The RPF permitted its soldiers to kill persons whom they took to be Interahamwe or other supposed participants in the genocide. They killed some in the course of their military advance, but they executed most in the days and weeks after combat had finished. They selected the victims from among civilians grouped in camps, sometimes relying on accusations by survivors, sometimes on their own interrogations. They executed some persons apparently because they were linkedwith parties opposed to the RPF or showed potential for becoming political leaders rather than because they were thought guilty of involvement in the genocide.
In a number of places, such as in the communes of Ntyazo, Mukingi and Runda, RPF soldiers massacred unarmed civilians, many of them women and children, who had assembled for a meeting on their orders. The people were told to come to receive food or to be given instructions or to gather before being transported to another site. The RPF soldiers also massacred several hundred people in the Byumba stadium in mid-April.
In a series of raids in Kigali in early April, RPF soldiers killed dozens of political and military leaders, many of them past government employees or persons close to Habyarimanas political party. They killed family members, including women and children, in a number of these cases.

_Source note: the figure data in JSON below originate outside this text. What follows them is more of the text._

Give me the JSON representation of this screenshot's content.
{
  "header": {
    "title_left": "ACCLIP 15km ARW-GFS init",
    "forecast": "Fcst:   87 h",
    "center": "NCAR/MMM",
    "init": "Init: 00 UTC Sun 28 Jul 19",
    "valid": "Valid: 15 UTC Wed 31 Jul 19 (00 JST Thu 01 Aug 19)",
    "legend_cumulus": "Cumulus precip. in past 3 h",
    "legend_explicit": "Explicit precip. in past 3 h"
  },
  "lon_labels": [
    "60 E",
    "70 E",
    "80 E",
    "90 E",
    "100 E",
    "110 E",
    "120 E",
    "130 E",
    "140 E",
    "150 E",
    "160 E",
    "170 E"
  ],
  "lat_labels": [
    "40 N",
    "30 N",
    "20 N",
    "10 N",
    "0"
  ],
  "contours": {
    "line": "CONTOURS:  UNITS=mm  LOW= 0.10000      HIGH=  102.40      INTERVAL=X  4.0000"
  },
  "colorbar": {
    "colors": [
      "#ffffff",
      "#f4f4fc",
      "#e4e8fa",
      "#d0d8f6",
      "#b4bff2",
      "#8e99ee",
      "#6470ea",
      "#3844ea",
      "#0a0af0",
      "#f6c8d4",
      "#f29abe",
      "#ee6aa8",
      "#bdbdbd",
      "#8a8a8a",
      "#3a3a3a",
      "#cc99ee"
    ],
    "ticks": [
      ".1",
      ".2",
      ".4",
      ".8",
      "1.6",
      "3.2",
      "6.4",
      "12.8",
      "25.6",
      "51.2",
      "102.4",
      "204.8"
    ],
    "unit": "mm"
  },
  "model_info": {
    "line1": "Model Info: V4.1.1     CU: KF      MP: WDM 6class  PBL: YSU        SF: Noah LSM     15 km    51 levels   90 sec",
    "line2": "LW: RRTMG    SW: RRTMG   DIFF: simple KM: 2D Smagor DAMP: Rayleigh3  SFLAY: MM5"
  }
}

The RPF was commonly acknowledged by military experts to be a highly disciplined force, with clear lines of command and adequate communication. Although it may have become less disciplined during the months of the genocide due to the incorporation of new recruits, RPF commanding officers like General Paul Kagame maintained the authority necessary to ensure compliance with their orders. The crimes committed by RPF soldiers were so systematic and widespread and took place over so long a period of time that commanding officers must have been aware of them. Even if they did not specifically order these practices, in most cases they did not halt them and punish those responsible.
In early November 1994, the RPF reported that it had arrested twenty-five soldiers for capital crimes, eight of them accused of killing civilians between June and August 1994 and by the end of the year military prosecutors had supposedly completed investigations in some twenty such cases. One major, one corporal and four soldiers indicted for these crimes were tried and convicted in 1997 and 1998. The major was sentenced to life in prison and the others to imprisonment for terms ranging from two to five years.

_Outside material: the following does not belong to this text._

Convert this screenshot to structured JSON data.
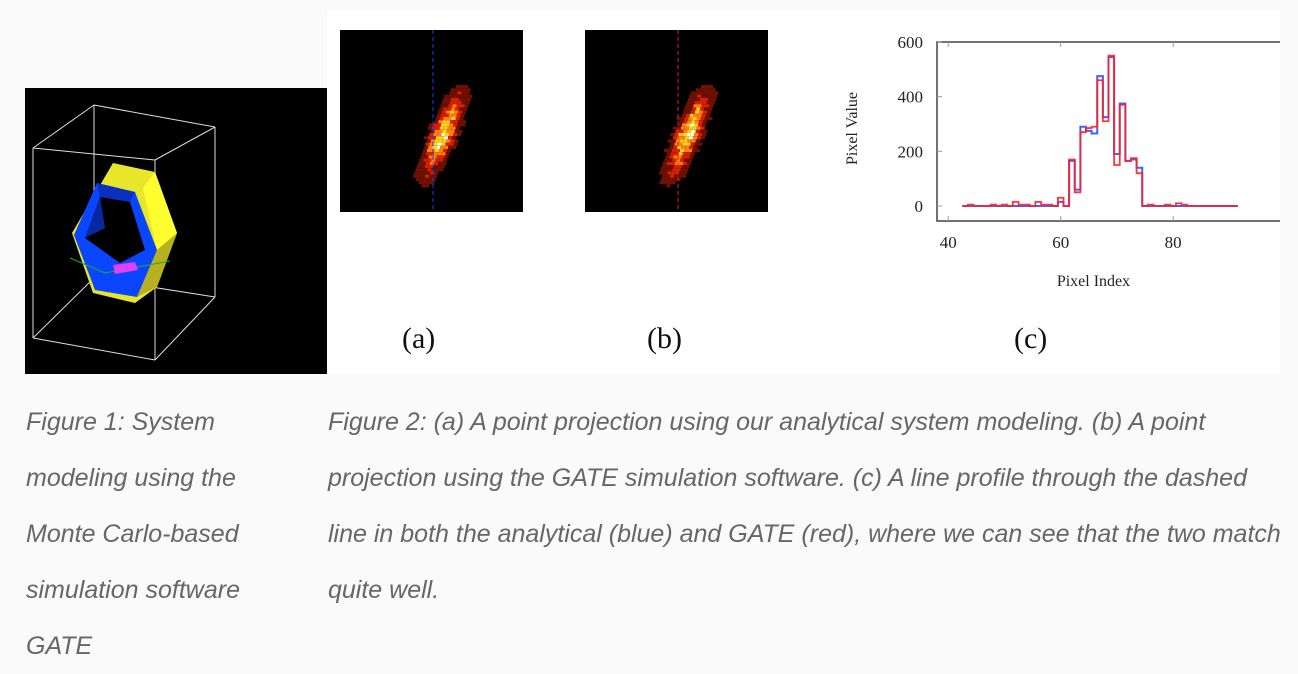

After some early but limited reports of killings by the RPF, the first substantial charges against RPF forces were made by Robert Gersony, a consultant to the U.N. High Commissioner for Refugees. After interviewing hundreds of Rwandans inside and outside the country in July and August 1994, he concluded that the RPF had engaged in widespread and systematic slaughter of unarmed civilians. In September 1994, the U.N., in agreement with the U.S. and perhaps others, agreed to suppress the report but demanded that the RPF halt the killings. The number of killings declined markedly after September in the face of this international pressure.